Le Belge Greg Van Avermaet (BMC) vainqueur de Paris-Roubaix, le 9 avril 2017 (Photo François LO PRESTI. AFP)
publié le 9 avril 2017 à 20h56

On a cru un moment que le «Christ cosmique» allait remporter la 115édition de Paris-Roubaix ce dimanche. Le chantre de l'astrologie maya, pressenti pour concourir à la présidentielle avec un programme interstellaire («La Marseillaise sera remplacée par un nouveau chant : "Grand Monarque nous voilà, devant toi le sauveur du cosmos"»), était seul en tête de la classique nordiste à 25 km de l'arrivée. Ou plutôt son sosie : l'Italien Daniel Oss, qui agite une superbe couette de bichon maltais. Pas de bol, c'est un autre gourou qui s'adjuge l'épreuve : Greg Van Avermaet (31 ans), leader de Oss chez BMC et nouvelle idole du public belge.

Flûte de pan. La course, cette année, était aussi lisible que du sanskrit. Les favoris étaient abandonnés de leurs coéquipiers à 120 km du but, en panique, condamnés à attaquer avant qu'un autre ne le fasse. D'où la dizaine de «sacoches» (accélérations) posées par Tom Boonen et Peter Sagan, quand il en suffit d'une seule, mais tranchante, au moment choisi. Pour sa dernière course, Boonen finit 13e. Et Sagan 38e.
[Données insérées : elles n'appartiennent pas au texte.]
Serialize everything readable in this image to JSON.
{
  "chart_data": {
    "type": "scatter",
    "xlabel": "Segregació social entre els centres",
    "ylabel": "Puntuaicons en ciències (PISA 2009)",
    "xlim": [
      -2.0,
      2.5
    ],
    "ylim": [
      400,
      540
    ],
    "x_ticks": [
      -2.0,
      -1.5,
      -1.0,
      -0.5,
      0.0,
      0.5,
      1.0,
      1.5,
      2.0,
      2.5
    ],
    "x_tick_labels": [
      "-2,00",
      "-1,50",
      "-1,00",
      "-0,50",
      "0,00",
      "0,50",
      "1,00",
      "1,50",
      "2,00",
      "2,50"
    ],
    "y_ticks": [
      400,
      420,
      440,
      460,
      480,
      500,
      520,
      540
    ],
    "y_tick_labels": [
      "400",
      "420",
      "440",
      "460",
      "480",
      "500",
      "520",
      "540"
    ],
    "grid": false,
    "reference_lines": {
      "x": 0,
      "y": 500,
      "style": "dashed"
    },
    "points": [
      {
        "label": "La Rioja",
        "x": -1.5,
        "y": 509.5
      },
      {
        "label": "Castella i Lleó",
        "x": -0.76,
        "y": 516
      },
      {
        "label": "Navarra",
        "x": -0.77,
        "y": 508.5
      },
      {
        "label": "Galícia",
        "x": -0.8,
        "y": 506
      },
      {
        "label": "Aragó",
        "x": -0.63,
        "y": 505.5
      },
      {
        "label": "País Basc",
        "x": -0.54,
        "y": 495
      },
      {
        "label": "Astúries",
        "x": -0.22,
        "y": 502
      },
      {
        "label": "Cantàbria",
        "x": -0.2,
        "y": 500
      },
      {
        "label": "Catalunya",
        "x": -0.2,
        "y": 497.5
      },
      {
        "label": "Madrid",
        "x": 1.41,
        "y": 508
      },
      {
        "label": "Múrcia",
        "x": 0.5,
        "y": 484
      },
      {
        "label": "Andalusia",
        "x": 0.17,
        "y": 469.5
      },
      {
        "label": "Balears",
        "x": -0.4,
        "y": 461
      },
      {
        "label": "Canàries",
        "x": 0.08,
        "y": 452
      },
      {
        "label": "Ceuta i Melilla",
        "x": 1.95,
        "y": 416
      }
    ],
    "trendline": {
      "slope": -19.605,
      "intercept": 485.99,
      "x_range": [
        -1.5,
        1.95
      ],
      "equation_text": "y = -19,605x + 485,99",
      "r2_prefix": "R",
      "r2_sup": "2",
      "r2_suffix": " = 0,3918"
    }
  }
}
En perdition.

Après une épreuve décousue, sur un pavé plein d'une poussière fatale aux allergiques, trois coureurs se sont présentés détachés sur le vélodrome de Roubaix : Van Avermaet, le Tchèque Zdenek Stybar et le Néerlandais Sebastian Langeveld. Il en faut toujours un pour lancer le sprint trop tôt et un autre pour partir trop tard. Ils le savaient, ils avaient la trouille. Les échappés se sont tellement épiés qu'ils ont ralenti, à un cheveu de tomber de leur vélo. A un tel point que deux poursuivants sont rentrés sur eux. Mais le trio s'est repris pour couper la ligne dans l'ordre : Van Avermaet, Stybar, Langeveld. Le vainqueur a fait comme le «Christ cosmique» et dégainé une flûte de pan en interviews : «Avec le succès, je ne ressens pas la douleur.» A 31 ans, le champion olympique sur route à Rio avait déjà enlevé des classiques nordistes, comme le Het Nieuwsblad, le Grand Prix E3 et Gent-Wevelgem. Il a confirmé dans la plus grande.

Ozone. La presse belge a déroulé la chronologie de son héros : une adolescence dans le foot, des débuts tardifs dans le cyclisme, une robustesse de moissonneuse-batteuse qui lui vaut de faucher du résultat toute la saison. Elle est passée vite sur une affaire de manipulation sanguine qui remonte à 2011 et fut révélée en 2015. «GVA» se faisait purifier les veines avec de l'ozone. Blanchi par la fédération belge, il gagne, en cadeau, une étape du Tour de France. Avec la retraite du valeureux Boonen, Van Avermaet pourrait assurer l'intérim. La nouvelle vague de talents belges (Tiesj Benoot, Edward Theuns, Jasper Stuyven, etc.) est encore un peu tendre sur les pavés.

Alors, les quotidiens flamands rendent captivant un coureur plat. Ça fonctionne puisque, il y a une semaine, «GVA» récoltait des vivats au départ du Tour des Flandres. L'intéressé se veut prudent. On lui a demandé s'il prendrait la place de Boonen dans les duels avec Sagan. Il a répondu : «On verra.» Avec encore un peu de poussières sous les paupières.